QUESTION 31 Illustration 21: Con. ratio changes if issuer subsequently issues shares to others at a lower price On 1 January 2018, PG Limited subscribes to convertible preference shares of BG Limited at $ 100 per preference share. The preference shares are convertible in the ratio of 10:1 i.e. 10 equity shares for each preference share held. On a fully diluted basis, PG Limited is entitled to 30% stake in BG Limited. If subsequent to the issuance of these convertible preference shares, BG Limited issues any equity instruments at a price lower than $ 10 per share, conversion ratio will be changed to compensate PG Limited for dilution in its stake below the expected dilution at a price of $ 10 per share. Examine the nature of the financial instrument.

Solution

The nature of the financial instrument held by PG Limited in BG Limited is a convertible preference share. This is because the instrument can be converted into equity shares of BG Limited at a predetermined ratio of 10:1. In other words, each preference share held by PG Limited can be converted into 10 equity shares of BG Limited.

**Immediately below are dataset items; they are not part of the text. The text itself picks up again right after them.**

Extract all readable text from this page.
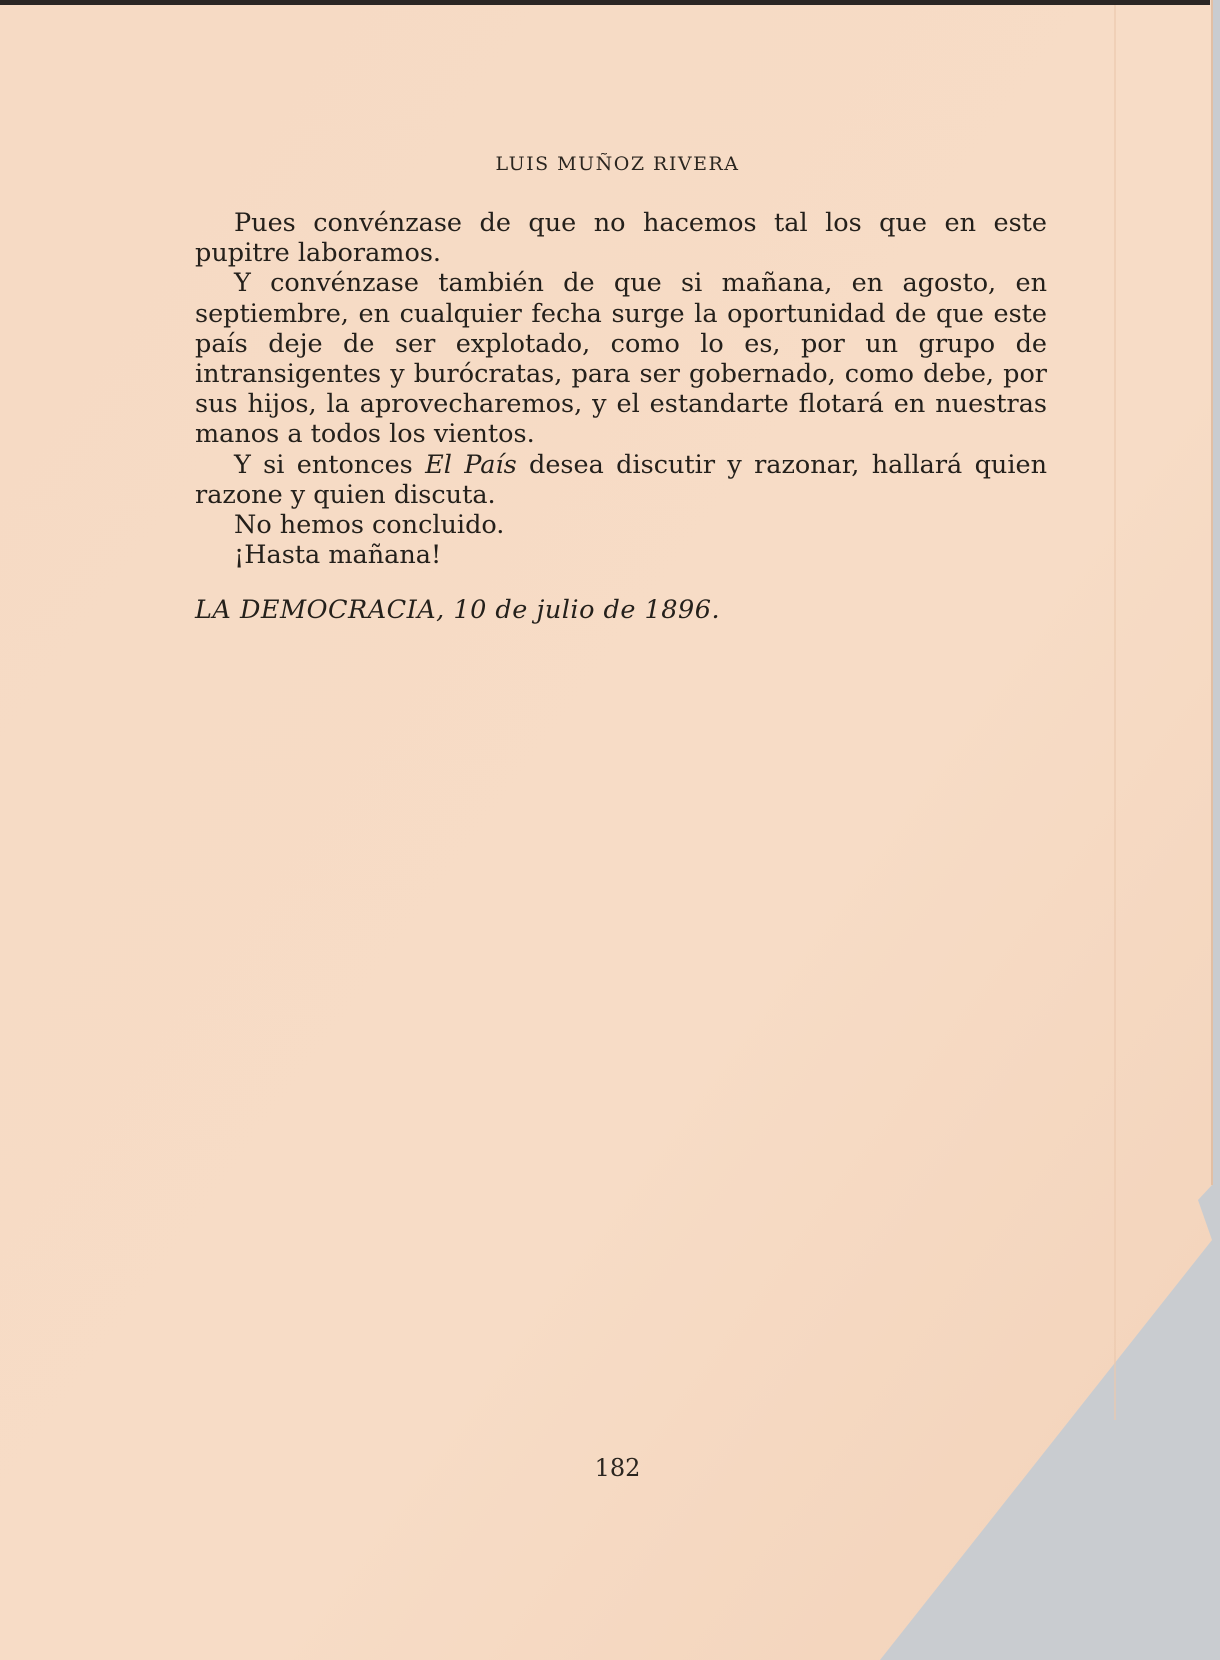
LUIS MUÑOZ RIVERA

Pues convénzase de que no hacemos tal los que en este pupitre laboramos.

Y convénzase también de que si mañana, en agosto, en septiembre, en cualquier fecha surge la oportunidad de que este país deje de ser explotado, como lo es, por un grupo de intransigentes y burócratas, para ser gobernado, como debe, por sus hijos, la aprovecharemos, y el estandarte flotará en nuestras manos a todos los vientos.

Y si entonces El País desea discutir y razonar, hallará quien razone y quien discuta.

No hemos concluido.

¡Hasta mañana!

LA DEMOCRACIA, 10 de julio de 1896.
182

However, the terms of the instrument also provide for a change in the conversion ratio if BG Limited issues any equity instruments at a price lower than $10 per share. The purpose of this provision is to compensate PG Limited for any dilution in its stake in BG Limited below the expected dilution at a price of $10 per share. This means that if BG Limited issues equity instruments at a price lower than $10 per share, the conversion ratio for PG Limited's preference shares will be adjusted to reflect the lower price and compensate PG Limited for the dilution.

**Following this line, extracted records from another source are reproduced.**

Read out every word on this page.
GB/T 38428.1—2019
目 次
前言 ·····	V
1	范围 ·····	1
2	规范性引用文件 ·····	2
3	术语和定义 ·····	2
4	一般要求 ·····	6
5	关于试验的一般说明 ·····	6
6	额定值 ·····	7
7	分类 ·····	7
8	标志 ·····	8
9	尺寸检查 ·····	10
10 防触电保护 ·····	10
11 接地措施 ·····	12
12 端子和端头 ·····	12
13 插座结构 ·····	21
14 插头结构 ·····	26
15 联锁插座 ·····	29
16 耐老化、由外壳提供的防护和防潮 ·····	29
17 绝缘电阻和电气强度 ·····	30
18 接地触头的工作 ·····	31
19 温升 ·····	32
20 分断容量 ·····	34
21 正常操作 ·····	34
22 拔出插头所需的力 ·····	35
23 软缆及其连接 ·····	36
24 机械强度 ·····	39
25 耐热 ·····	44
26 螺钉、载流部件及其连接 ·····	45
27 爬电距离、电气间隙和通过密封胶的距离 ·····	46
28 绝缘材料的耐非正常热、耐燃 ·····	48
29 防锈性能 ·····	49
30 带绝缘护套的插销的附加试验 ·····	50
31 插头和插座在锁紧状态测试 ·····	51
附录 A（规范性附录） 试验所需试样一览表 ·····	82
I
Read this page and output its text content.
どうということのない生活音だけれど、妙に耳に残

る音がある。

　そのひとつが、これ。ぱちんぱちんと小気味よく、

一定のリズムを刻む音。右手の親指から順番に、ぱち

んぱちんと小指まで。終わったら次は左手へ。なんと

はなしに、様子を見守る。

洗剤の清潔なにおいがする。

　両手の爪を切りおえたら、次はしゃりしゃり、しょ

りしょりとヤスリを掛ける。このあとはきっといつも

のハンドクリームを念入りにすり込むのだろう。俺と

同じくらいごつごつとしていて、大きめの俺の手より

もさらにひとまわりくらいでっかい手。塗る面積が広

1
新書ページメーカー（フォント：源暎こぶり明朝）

It is important to note that the provision for adjustment in the conversion ratio based on subsequent issuance of equity instruments at a lower price is a typical feature of convertible securities. This feature is designed to protect the interest of the convertible security holder and ensure that their stake in the company is not unduly diluted.

In summary, the financial instrument held by PG Limited in BG Limited is a convertible preference share with a provision for adjustment in the conversion ratio based on subsequent issuance of equity instruments at a lower price.

However, in this case, the variability in the conversion ratio, which is designed to compensate PG Limited for dilution in its stake, may create a financial liability. This is because the issuer, BG Limited, may be required to issue additional equity shares to PG Limited at a lower price than the market price, which would result in a financial liability for BG Limited.

Therefore, the convertible preference shares held by PG Limited in BG Limited will likely be classified as a financial instrument, and the specific classification will depend on the terms and conditions of the instrument, including the variability in the conversion ratio.